COMPRENDRE LES ENJEUX DE LA REFORME DES RETRAITES EN FRANCE. EN FINIR AVEC LES GREVES IDEOLOGIQUES QUI DETRUISENT L’ECONOMIE

Publié le par Nouvelle Dynamique

La Situation de la France dans le Monde et son Evolution

retraites.jpgDans la compétition mondiale de l’économie où le rythme et la pression sont imprimés par les pays émergents de plus en plus puissants : Chine, Inde, Brésil, Mexique, etc. et les pays à forte croissance en Asie, en Amérique Latine et en Afrique, la faible croissance économique en France en fait un challenger moyen. Avec 1% de la population mondiale et moins de 3% du PIB mondial, la France est descendue au rang de la 6ème puissance économique mondiale en 2010, loin derrière les Etats-Unis, le Japon, la Chine, l’Allemagne et presque à égalité avec le Royaume-Uni. Déjà en 2008, le Produit Intérieur Brut s’élevait à 2.097 milliards de dollars. Mais en parité de pouvoir d’achat, la France descend au 9ème rang mondial et au 38ème rang en considérant le Produit Intérieur Brut en parité de pouvoir d’achat par habitant, avec 32.700 dollars par habitant. En 1980, la France était l’un des pays les plus riches au monde : le PIB par habitant était au 6ème  rang mondial, derrière les États-Unis, la Suisse, le Luxembourg, l’Islande et le Canada. Elle dépassait certains rivaux économiques comme l'Allemagne, le Japon et le Royaume-Uni, situés aux 16e, 17e et 18e places de ce classement économique mondial. Le niveau de vie dans les pays scandinaves était également en deçà du niveau français. Les années 1980 sonnent les débuts d’un relatif déclin économique. En 1994, le PIB par habitant des Français atteint le 13e rang mondial. En 2004, le PIB par habitant en France se classe au 16e ou 17e rang mondial.

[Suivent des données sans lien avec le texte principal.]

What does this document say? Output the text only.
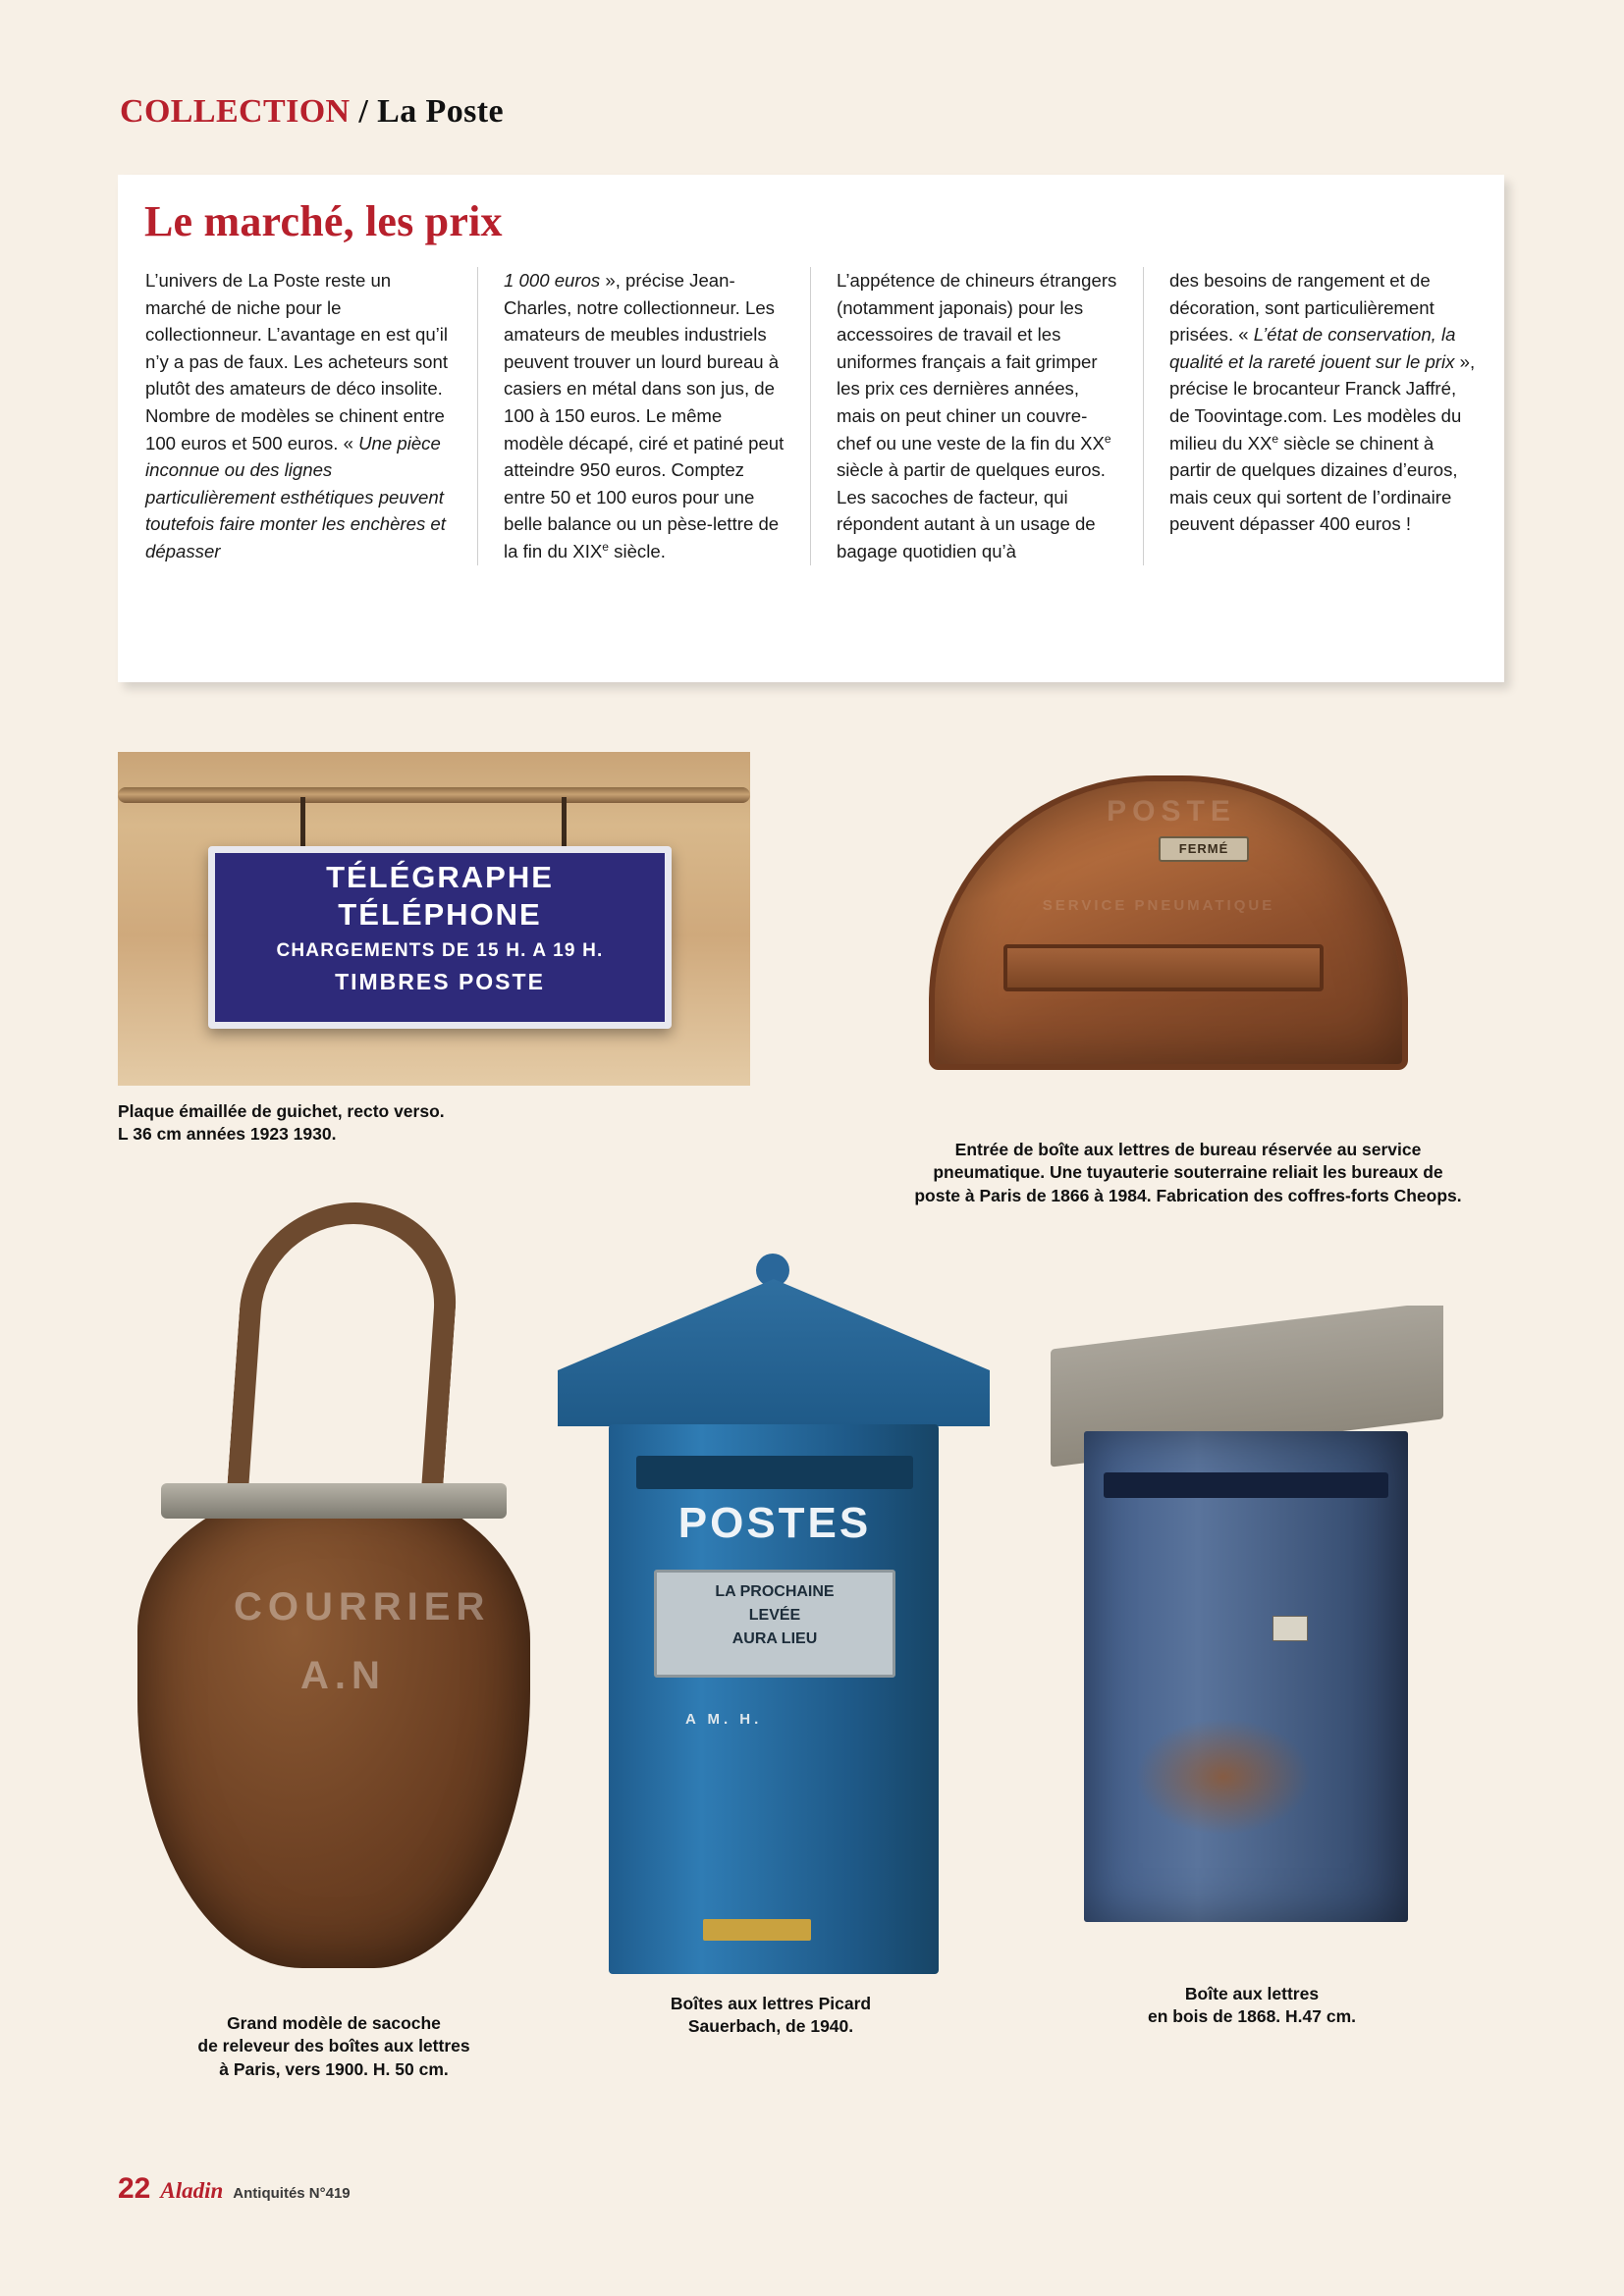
COLLECTION / La Poste
Le marché, les prix

L’univers de La Poste reste un marché de niche pour le collectionneur. L’avantage en est qu’il n’y a pas de faux. Les acheteurs sont plutôt des amateurs de déco insolite. Nombre de modèles se chinent entre 100 euros et 500 euros. « Une pièce inconnue ou des lignes particulièrement esthétiques peuvent toutefois faire monter les enchères et dépasser

1 000 euros », précise Jean-Charles, notre collectionneur. Les amateurs de meubles industriels peuvent trouver un lourd bureau à casiers en métal dans son jus, de 100 à 150 euros. Le même modèle décapé, ciré et patiné peut atteindre 950 euros. Comptez entre 50 et 100 euros pour une belle balance ou un pèse-lettre de la fin du XIXe siècle.

L’appétence de chineurs étrangers (notamment japonais) pour les accessoires de travail et les uniformes français a fait grimper les prix ces dernières années, mais on peut chiner un couvre-chef ou une veste de la fin du XXe siècle à partir de quelques euros. Les sacoches de facteur, qui répondent autant à un usage de bagage quotidien qu’à

des besoins de rangement et de décoration, sont particulièrement prisées. « L’état de conservation, la qualité et la rareté jouent sur le prix », précise le brocanteur Franck Jaffré, de Toovintage.com. Les modèles du milieu du XXe siècle se chinent à partir de quelques dizaines d’euros, mais ceux qui sortent de l’ordinaire peuvent dépasser 400 euros !

TÉLÉGRAPHE
TÉLÉPHONE
CHARGEMENTS DE 15 H. A 19 H.
TIMBRES POSTE
Plaque émaillée de guichet, recto verso.
L 36 cm années 1923 1930.
POSTE
FERMÉ
SERVICE PNEUMATIQUE
Entrée de boîte aux lettres de bureau réservée au service pneumatique. Une tuyauterie souterraine reliait les bureaux de poste à Paris de 1866 à 1984. Fabrication des coffres-forts Cheops.
COURRIER
A.N
Grand modèle de sacoche
de releveur des boîtes aux lettres
à Paris, vers 1900. H. 50 cm.
POSTES
LA PROCHAINE
LEVÉE
AURA LIEU
A M. H.
Boîtes aux lettres Picard
Sauerbach, de 1940.
Boîte aux lettres
en bois de 1868. H.47 cm.
22 Aladin Antiquités N°419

Comme de nombreuses économies industrialisées historiques, la France traverse une crise avec une récession en 2009. La fragilité structurelle de l’économie française vient du déséquilibre entre l’économie industrielle (21% du PIB) et l’économie des services (77% du PIB), malgré le niveau historiquement faible de l’inflation à 0,4% en 2009. La population active productive diminue chaque année en raison du vieillissement de la population conjuguée avec le chômage (9,9% de taux de chômage au 1er trimestre 2010 et estimé à 9,2% à la fin de 2010, à moins que les grèves à répétition -une marque de fabrique française- ne se soldent par une importante contraction de l'activité économique et donc des licenciements dans des entreprises). Une autre fragilité économique tient au déséquilibre permanent dans le commerce extérieur. Ce déficit est progressif depuis 2002. Dans le commerce extérieur des biens produits, le déficit était de 5,1 milliards d’euros en 2004, puis de 21,6 milliards en 2005, puis de  26,6 milliards d'euros en 2006, puis de 38,4 milliards d’euros en 2007, puis de 55,1 milliards en 2008 et enfin de 43 milliards en 2008.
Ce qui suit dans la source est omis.